Recently, Citizen Stewart penned 26 rules for re-framing the narrative around school choice. Of those, one stood out more than the others. It is one that I often find myself pondering when I am invited to meetings, conferences, and events.
#19. Any meeting of education professionals that doesn’t touch on student outcomes is the wrong meeting.
Some of the meetings of education professionals I have attended have had all the symptoms of a meeting about student outcomes, but in reality, they’ve been more about what is best and easiest for adults. That is wrong. If, as an education professional, you cannot look at your agenda and pinpoint how those items will result in measurable student outcomes, you need to rethink your purpose for being in the room. The same goes for school and district governance teams.
In my second term as a school board member, I am proud of how productive my school board meetings are. Our meetings start at 5 pm with closed session followed by open session at 6 pm, and we are usually adjourned by 7 pm. However, my school board has been criticized by those unaware of how effective meetings or governance teams that are based on student outcomes look.

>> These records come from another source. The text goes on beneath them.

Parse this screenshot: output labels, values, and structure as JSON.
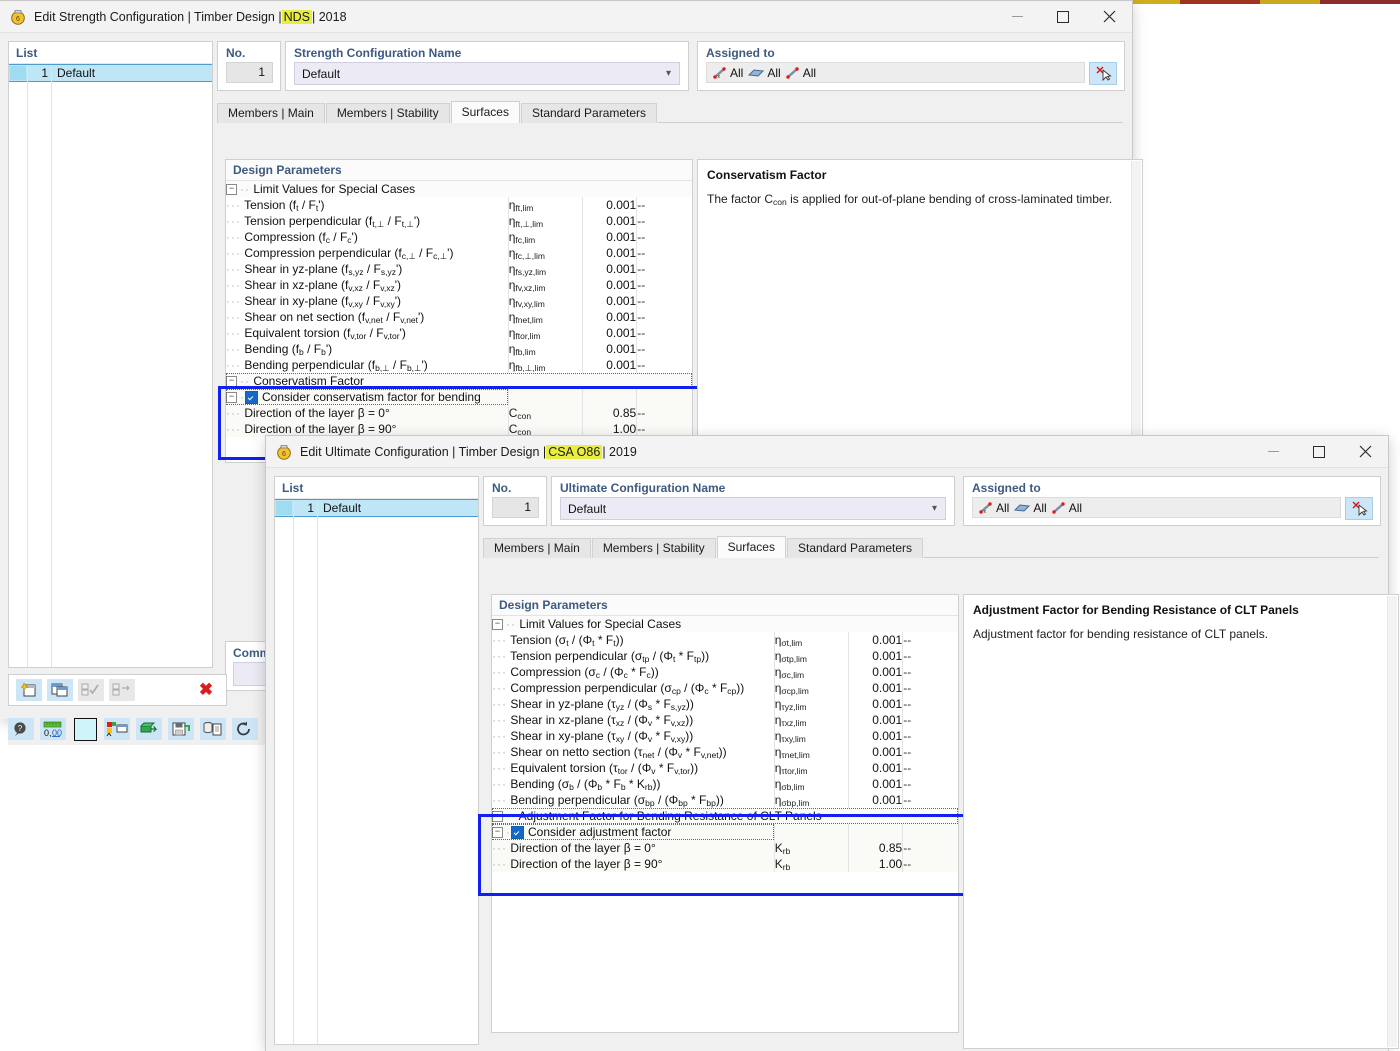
{
  "window1": {
    "title_prefix": "Edit Strength Configuration | Timber Design |",
    "title_code": "NDS",
    "title_suffix": "| 2018",
    "icon": "app-icon",
    "controls": {
      "minimize": "–",
      "maximize": "□",
      "close": "✕"
    },
    "list": {
      "header": "List",
      "rows": [
        {
          "num": "1",
          "label": "Default"
        }
      ]
    },
    "no": {
      "label": "No.",
      "value": "1"
    },
    "name": {
      "label": "Strength Configuration Name",
      "value": "Default",
      "caret": "chevron-down-icon"
    },
    "assigned": {
      "label": "Assigned to",
      "items": [
        {
          "icon": "member-icon",
          "text": "All"
        },
        {
          "icon": "surface-icon",
          "text": "All"
        },
        {
          "icon": "line-icon",
          "text": "All"
        }
      ],
      "button_icon": "deselect-icon"
    },
    "tabs": [
      {
        "label": "Members | Main",
        "active": false
      },
      {
        "label": "Members | Stability",
        "active": false
      },
      {
        "label": "Surfaces",
        "active": true
      },
      {
        "label": "Standard Parameters",
        "active": false
      }
    ],
    "grid": {
      "title": "Design Parameters",
      "group1": "Limit Values for Special Cases",
      "rows": [
        {
          "name": "Tension (f<sub>t</sub> / F<sub>t</sub>')",
          "sym": "η<sub>ft,lim</sub>",
          "val": "0.001",
          "unit": "--"
        },
        {
          "name": "Tension perpendicular (f<sub>t,⊥</sub> / F<sub>t,⊥</sub>')",
          "sym": "η<sub>ft,⊥,lim</sub>",
          "val": "0.001",
          "unit": "--"
        },
        {
          "name": "Compression (f<sub>c</sub> / F<sub>c</sub>')",
          "sym": "η<sub>fc,lim</sub>",
          "val": "0.001",
          "unit": "--"
        },
        {
          "name": "Compression perpendicular (f<sub>c,⊥</sub> / F<sub>c,⊥</sub>')",
          "sym": "η<sub>fc,⊥,lim</sub>",
          "val": "0.001",
          "unit": "--"
        },
        {
          "name": "Shear in yz-plane (f<sub>s,yz</sub> / F<sub>s,yz</sub>')",
          "sym": "η<sub>fs,yz,lim</sub>",
          "val": "0.001",
          "unit": "--"
        },
        {
          "name": "Shear in xz-plane (f<sub>v,xz</sub> / F<sub>v,xz</sub>')",
          "sym": "η<sub>fv,xz,lim</sub>",
          "val": "0.001",
          "unit": "--"
        },
        {
          "name": "Shear in xy-plane (f<sub>v,xy</sub> / F<sub>v,xy</sub>')",
          "sym": "η<sub>fv,xy,lim</sub>",
          "val": "0.001",
          "unit": "--"
        },
        {
          "name": "Shear on net section (f<sub>v,net</sub> / F<sub>v,net</sub>')",
          "sym": "η<sub>fnet,lim</sub>",
          "val": "0.001",
          "unit": "--"
        },
        {
          "name": "Equivalent torsion (f<sub>v,tor</sub> / F<sub>v,tor</sub>')",
          "sym": "η<sub>ftor,lim</sub>",
          "val": "0.001",
          "unit": "--"
        },
        {
          "name": "Bending (f<sub>b</sub> / F<sub>b</sub>')",
          "sym": "η<sub>fb,lim</sub>",
          "val": "0.001",
          "unit": "--"
        },
        {
          "name": "Bending perpendicular (f<sub>b,⊥</sub> / F<sub>b,⊥</sub>')",
          "sym": "η<sub>fb,⊥,lim</sub>",
          "val": "0.001",
          "unit": "--"
        }
      ],
      "group2": "Conservatism Factor",
      "checkbox_row": "Consider conservatism factor for bending",
      "checkbox_checked": true,
      "factor_rows": [
        {
          "name": "Direction of the layer β = 0°",
          "sym": "C<sub>con</sub>",
          "val": "0.85",
          "unit": "--"
        },
        {
          "name": "Direction of the layer β = 90°",
          "sym": "C<sub>con</sub>",
          "val": "1.00",
          "unit": "--"
        }
      ]
    },
    "info": {
      "heading": "Conservatism Factor",
      "text": "The factor Cᴄᴏɴ is applied for out-of-plane bending of cross-laminated timber.",
      "text_pre": "The factor C",
      "text_sub": "con",
      "text_post": " is applied for out-of-plane bending of cross-laminated timber."
    },
    "comment": {
      "label": "Comm"
    },
    "toolbar_top": [
      {
        "icon": "new-item-icon",
        "state": "enabled"
      },
      {
        "icon": "copy-item-icon",
        "state": "enabled"
      },
      {
        "icon": "select-all-icon",
        "state": "disabled"
      },
      {
        "icon": "deselect-all-icon",
        "state": "disabled"
      },
      {
        "icon": "delete-red-x-icon",
        "state": "enabled"
      }
    ],
    "toolbar_bottom": [
      {
        "icon": "help-icon"
      },
      {
        "icon": "units-icon"
      },
      {
        "icon": "color-swatch-icon"
      },
      {
        "icon": "display-properties-icon"
      },
      {
        "icon": "import-icon"
      },
      {
        "icon": "save-icon"
      },
      {
        "icon": "database-report-icon"
      },
      {
        "icon": "reset-icon"
      }
    ]
  },
  "window2": {
    "title_prefix": "Edit Ultimate Configuration | Timber Design |",
    "title_code": "CSA O86",
    "title_suffix": "| 2019",
    "icon": "app-icon",
    "controls": {
      "minimize": "–",
      "maximize": "□",
      "close": "✕"
    },
    "list": {
      "header": "List",
      "rows": [
        {
          "num": "1",
          "label": "Default"
        }
      ]
    },
    "no": {
      "label": "No.",
      "value": "1"
    },
    "name": {
      "label": "Ultimate Configuration Name",
      "value": "Default",
      "caret": "chevron-down-icon"
    },
    "assigned": {
      "label": "Assigned to",
      "items": [
        {
          "icon": "member-icon",
          "text": "All"
        },
        {
          "icon": "surface-icon",
          "text": "All"
        },
        {
          "icon": "line-icon",
          "text": "All"
        }
      ],
      "button_icon": "deselect-icon"
    },
    "tabs": [
      {
        "label": "Members | Main",
        "active": false
      },
      {
        "label": "Members | Stability",
        "active": false
      },
      {
        "label": "Surfaces",
        "active": true
      },
      {
        "label": "Standard Parameters",
        "active": false
      }
    ],
    "grid": {
      "title": "Design Parameters",
      "group1": "Limit Values for Special Cases",
      "rows": [
        {
          "name": "Tension (σ<sub>t</sub> / (Φ<sub>t</sub> * F<sub>t</sub>))",
          "sym": "η<sub>σt,lim</sub>",
          "val": "0.001",
          "unit": "--"
        },
        {
          "name": "Tension perpendicular (σ<sub>tp</sub> / (Φ<sub>t</sub> * F<sub>tp</sub>))",
          "sym": "η<sub>σtp,lim</sub>",
          "val": "0.001",
          "unit": "--"
        },
        {
          "name": "Compression (σ<sub>c</sub> / (Φ<sub>c</sub> * F<sub>c</sub>))",
          "sym": "η<sub>σc,lim</sub>",
          "val": "0.001",
          "unit": "--"
        },
        {
          "name": "Compression perpendicular (σ<sub>cp</sub> / (Φ<sub>c</sub> * F<sub>cp</sub>))",
          "sym": "η<sub>σcp,lim</sub>",
          "val": "0.001",
          "unit": "--"
        },
        {
          "name": "Shear in yz-plane (τ<sub>yz</sub> / (Φ<sub>s</sub> * F<sub>s,yz</sub>))",
          "sym": "η<sub>τyz,lim</sub>",
          "val": "0.001",
          "unit": "--"
        },
        {
          "name": "Shear in xz-plane (τ<sub>xz</sub> / (Φ<sub>v</sub> * F<sub>v,xz</sub>))",
          "sym": "η<sub>τxz,lim</sub>",
          "val": "0.001",
          "unit": "--"
        },
        {
          "name": "Shear in xy-plane (τ<sub>xy</sub> / (Φ<sub>v</sub> * F<sub>v,xy</sub>))",
          "sym": "η<sub>τxy,lim</sub>",
          "val": "0.001",
          "unit": "--"
        },
        {
          "name": "Shear on netto section (τ<sub>net</sub> / (Φ<sub>v</sub> * F<sub>v,net</sub>))",
          "sym": "η<sub>τnet,lim</sub>",
          "val": "0.001",
          "unit": "--"
        },
        {
          "name": "Equivalent torsion (τ<sub>tor</sub> / (Φ<sub>v</sub> * F<sub>v,tor</sub>))",
          "sym": "η<sub>τtor,lim</sub>",
          "val": "0.001",
          "unit": "--"
        },
        {
          "name": "Bending (σ<sub>b</sub> / (Φ<sub>b</sub> * F<sub>b</sub> * K<sub>rb</sub>))",
          "sym": "η<sub>σb,lim</sub>",
          "val": "0.001",
          "unit": "--"
        },
        {
          "name": "Bending perpendicular (σ<sub>bp</sub> / (Φ<sub>bp</sub> * F<sub>bp</sub>))",
          "sym": "η<sub>σbp,lim</sub>",
          "val": "0.001",
          "unit": "--"
        }
      ],
      "group2": "Adjustment Factor for Bending Resistance of CLT Panels",
      "checkbox_row": "Consider adjustment factor",
      "checkbox_checked": true,
      "factor_rows": [
        {
          "name": "Direction of the layer β = 0°",
          "sym": "K<sub>rb</sub>",
          "val": "0.85",
          "unit": "--"
        },
        {
          "name": "Direction of the layer β = 90°",
          "sym": "K<sub>rb</sub>",
          "val": "1.00",
          "unit": "--"
        }
      ]
    },
    "info": {
      "heading": "Adjustment Factor for Bending Resistance of CLT Panels",
      "text": "Adjustment factor for bending resistance of CLT panels."
    }
  },
  "colors": {
    "highlight_yellow": "#e8ed40",
    "callout_blue": "#1020f0",
    "header_blue": "#3d5a80",
    "selection_cyan": "#bfe6f7",
    "delete_red": "#e01b1b"
  }
}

My board and I spend time, hours, often on weekends, setting the vision and priorities each fiscal and school year. From this, we set our agendas for the year. What’s more, we ensure that from the top down, everything we say and do is rooted in what’s best for kids. So, what looks like a rubber-stamped 5-0 vote on our consent agenda is actually the result of setting agendas with one question in mind:
How is this good for the students, families or communities we serve?
For us, if an item is not suitable for the young people, their families and the community we serve, it does not make it onto the agenda. Further, we know that there is a direct correlation between effective governance teams and student success.
We need to be very clear about one thing: education institutions (school districts) are not in the business of employing adults. We employ adults for the purpose of educating children, supporting families and building community; this has to be the priority for schools and districts even with hiring practices as well as setting salaries. Often, this is lost in the shuffle of running the business of education. But, we should often be reminded why we became educators in the first place: to educate young people.
If what is best for the youth we serve is not the driving motivation for your reform efforts or the daily focus of your work, you need to reconsider your mission, vision and daily practice. In our efforts to reform school, communities and young people, we have to get this right now. The courtroom or emergency room are too late.